Фурия, сидевшая к ним спиной, деловито над чем-то колдуя, бросила через плечо:
— Я как просила меня называть?
— Пардон! Товарищ Этель… Я вот пытаюсь втолковать ихнему благородию…
— Хватит разговоров, — оборвала его "товарищ Этель", — пора кончать.
Она потянулась за новой пачкой папирос, и стало видно, чем она была занята. На промасленной тряпке лежал небольшой короткоствольный револьвер, вероятно, извлеченный из кастрюли. Снова прикурив от лампы, стриженая вынула из другой, крохотной кастрюльки последний патрон, вытерла о подол юбки, не очень умело всунула его в барабан, защелкнула револьвер и взвела курок. Слово "кончать" обрело вполне зримое очертание – очертание дула, нацеленного лейтенанту в лоб.

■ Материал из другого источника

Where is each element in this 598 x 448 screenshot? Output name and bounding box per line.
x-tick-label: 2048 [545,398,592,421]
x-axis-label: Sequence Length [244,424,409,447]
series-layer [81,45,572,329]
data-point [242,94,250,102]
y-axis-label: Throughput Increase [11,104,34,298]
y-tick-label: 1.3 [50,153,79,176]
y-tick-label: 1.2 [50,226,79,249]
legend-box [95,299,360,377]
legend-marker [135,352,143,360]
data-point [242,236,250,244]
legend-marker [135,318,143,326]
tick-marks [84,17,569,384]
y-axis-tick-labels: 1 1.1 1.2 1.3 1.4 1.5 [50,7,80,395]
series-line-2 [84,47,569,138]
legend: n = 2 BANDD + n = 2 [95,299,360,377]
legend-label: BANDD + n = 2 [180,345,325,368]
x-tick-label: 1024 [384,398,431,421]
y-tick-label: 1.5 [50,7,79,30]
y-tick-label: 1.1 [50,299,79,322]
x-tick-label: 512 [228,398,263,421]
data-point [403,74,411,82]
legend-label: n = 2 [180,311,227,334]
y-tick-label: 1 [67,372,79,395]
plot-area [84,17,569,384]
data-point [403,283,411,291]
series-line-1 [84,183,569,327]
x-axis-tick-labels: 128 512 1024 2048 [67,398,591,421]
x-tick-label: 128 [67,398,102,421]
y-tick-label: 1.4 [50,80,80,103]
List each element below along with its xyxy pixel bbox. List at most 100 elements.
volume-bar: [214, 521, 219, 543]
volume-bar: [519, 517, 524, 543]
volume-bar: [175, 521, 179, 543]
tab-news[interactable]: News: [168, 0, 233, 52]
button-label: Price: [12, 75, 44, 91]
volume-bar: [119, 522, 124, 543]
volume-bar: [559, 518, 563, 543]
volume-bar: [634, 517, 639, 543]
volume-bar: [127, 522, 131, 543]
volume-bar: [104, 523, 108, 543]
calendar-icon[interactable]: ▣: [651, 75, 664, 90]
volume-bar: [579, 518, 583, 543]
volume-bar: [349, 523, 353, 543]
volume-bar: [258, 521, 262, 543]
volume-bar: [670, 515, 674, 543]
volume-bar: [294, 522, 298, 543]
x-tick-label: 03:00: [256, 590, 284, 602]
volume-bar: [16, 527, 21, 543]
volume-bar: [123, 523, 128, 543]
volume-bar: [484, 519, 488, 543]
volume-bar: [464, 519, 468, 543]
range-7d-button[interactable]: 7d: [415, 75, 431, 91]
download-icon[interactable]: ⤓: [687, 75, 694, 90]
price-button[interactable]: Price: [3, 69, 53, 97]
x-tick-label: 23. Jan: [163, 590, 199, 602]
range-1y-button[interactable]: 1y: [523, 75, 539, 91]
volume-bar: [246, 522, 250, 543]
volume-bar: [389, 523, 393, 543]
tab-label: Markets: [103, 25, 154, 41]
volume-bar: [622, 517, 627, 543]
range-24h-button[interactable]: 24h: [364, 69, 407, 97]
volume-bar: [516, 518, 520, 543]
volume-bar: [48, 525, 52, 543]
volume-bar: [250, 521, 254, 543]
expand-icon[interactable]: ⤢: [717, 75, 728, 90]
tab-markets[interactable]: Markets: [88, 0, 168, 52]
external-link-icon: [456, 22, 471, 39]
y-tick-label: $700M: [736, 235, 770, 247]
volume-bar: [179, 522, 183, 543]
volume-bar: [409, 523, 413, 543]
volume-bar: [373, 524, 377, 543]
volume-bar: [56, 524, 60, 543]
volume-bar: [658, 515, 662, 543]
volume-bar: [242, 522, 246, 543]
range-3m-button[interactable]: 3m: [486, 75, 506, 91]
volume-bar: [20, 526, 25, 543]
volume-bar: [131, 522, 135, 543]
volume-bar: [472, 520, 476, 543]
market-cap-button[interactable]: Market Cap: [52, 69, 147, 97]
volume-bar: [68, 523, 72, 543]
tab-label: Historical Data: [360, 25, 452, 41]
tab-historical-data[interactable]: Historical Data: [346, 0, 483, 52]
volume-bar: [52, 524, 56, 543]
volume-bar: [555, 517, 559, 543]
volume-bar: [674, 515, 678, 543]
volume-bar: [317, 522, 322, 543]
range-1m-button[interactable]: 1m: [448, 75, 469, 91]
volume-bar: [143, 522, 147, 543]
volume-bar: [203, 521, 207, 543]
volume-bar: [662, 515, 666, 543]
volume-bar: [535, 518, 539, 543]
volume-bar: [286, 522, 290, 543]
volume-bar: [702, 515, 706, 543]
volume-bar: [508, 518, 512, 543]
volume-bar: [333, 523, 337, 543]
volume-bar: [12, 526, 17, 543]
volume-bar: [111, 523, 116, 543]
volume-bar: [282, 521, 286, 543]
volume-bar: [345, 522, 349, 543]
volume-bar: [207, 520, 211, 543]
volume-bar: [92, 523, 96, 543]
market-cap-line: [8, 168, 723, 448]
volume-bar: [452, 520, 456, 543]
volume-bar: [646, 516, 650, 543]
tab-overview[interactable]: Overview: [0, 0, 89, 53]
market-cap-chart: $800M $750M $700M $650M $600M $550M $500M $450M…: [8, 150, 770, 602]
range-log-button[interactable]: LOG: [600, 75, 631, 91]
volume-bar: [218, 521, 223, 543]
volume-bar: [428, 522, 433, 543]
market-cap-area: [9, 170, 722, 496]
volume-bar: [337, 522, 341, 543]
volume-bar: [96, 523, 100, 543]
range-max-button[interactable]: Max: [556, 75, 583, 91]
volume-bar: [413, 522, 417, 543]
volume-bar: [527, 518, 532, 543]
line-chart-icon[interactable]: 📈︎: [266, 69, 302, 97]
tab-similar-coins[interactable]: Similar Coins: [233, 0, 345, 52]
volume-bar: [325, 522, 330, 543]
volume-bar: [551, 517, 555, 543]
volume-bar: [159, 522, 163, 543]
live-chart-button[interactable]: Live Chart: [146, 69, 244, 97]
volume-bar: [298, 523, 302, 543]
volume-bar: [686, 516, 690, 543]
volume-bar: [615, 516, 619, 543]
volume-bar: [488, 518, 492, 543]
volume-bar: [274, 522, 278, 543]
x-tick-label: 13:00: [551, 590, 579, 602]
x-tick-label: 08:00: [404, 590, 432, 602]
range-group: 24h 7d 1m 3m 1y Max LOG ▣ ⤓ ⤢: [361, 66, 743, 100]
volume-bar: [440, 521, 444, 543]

— Грохоту наделаем, товарищ Этель, — усомнился Филикарпий. — Может, лучше топориком? Или вот сковородкой? — Он даже взял в руки эту чугунную сковородку для пущей наглядности.
— Мы не мясники, — отрезала фурия. В одной руке она держала папиросу, в другой револьвер. — Жестокость возможна только в необходимых пределах. Но в этих пределах мы обязаны быть максимально тверды.
На ее каменно неподвижном лице читалось, что она знает Истину – ту самую, о которой нынче вещал спьяну болтун Иконоборцев, ту Истину, за которой следом – только чума, смерть и выжженная земля. Фон Штраубе зажмурился. Он с ужасом понял: сейчас его так и пристрелят, походя, под папироску, за ради какой-то неведомой ему Истины. Вместе с ним уйдет в небытие и его Тайна. Боже, какой крохотной сейчас она ему казалась! Во всяком случае, крохотней этого черного жерла, нацеленного в упор.
Вот, сейчас!.. Квирл – и все!.. Куда? В сердце, в голову? Уж только бы сразу!.. И еще он успел подумать: как, однако же, глупо! От руки сумасшедшей, на полу грязной кухни, в смраде и папиросном чаду…
Что-то громко стукнуло, но жизнь, хотя на миг и съежилась, все-таки крепко держалась за тело. Это был явно не выстрел. Фон Штраубе открыл глаза.
"Товарищ", так и держа револьвер в руке, лежала на полу, головой у него в ногах. Папироса выпала изо рта и тлела возле ее уха.
Филикарпий (или как его там теперь?) поставил на плиту сковородку, которой, очевидно, нанес удар, и подобрал револьвер, а лейтенанту вдруг подмигнул:
— Лихо я ее, а, ваше благородие? — Он потрогал у нее пульс. — Чай, жива будет, башки у них крепкие… Совсем умучили, сил никаких! Думают, коли я на чем попался – так уж в полной власти у них. И так, и эдак: чтоб у Василий Глебыча деньги для ихней революции стянул. Деньги, оно, конечно, штука полезная, да не про вашу честь!
— На чем это они тебя поймали? — спросил фон Штраубе, еще не придя в себя после такого поворота.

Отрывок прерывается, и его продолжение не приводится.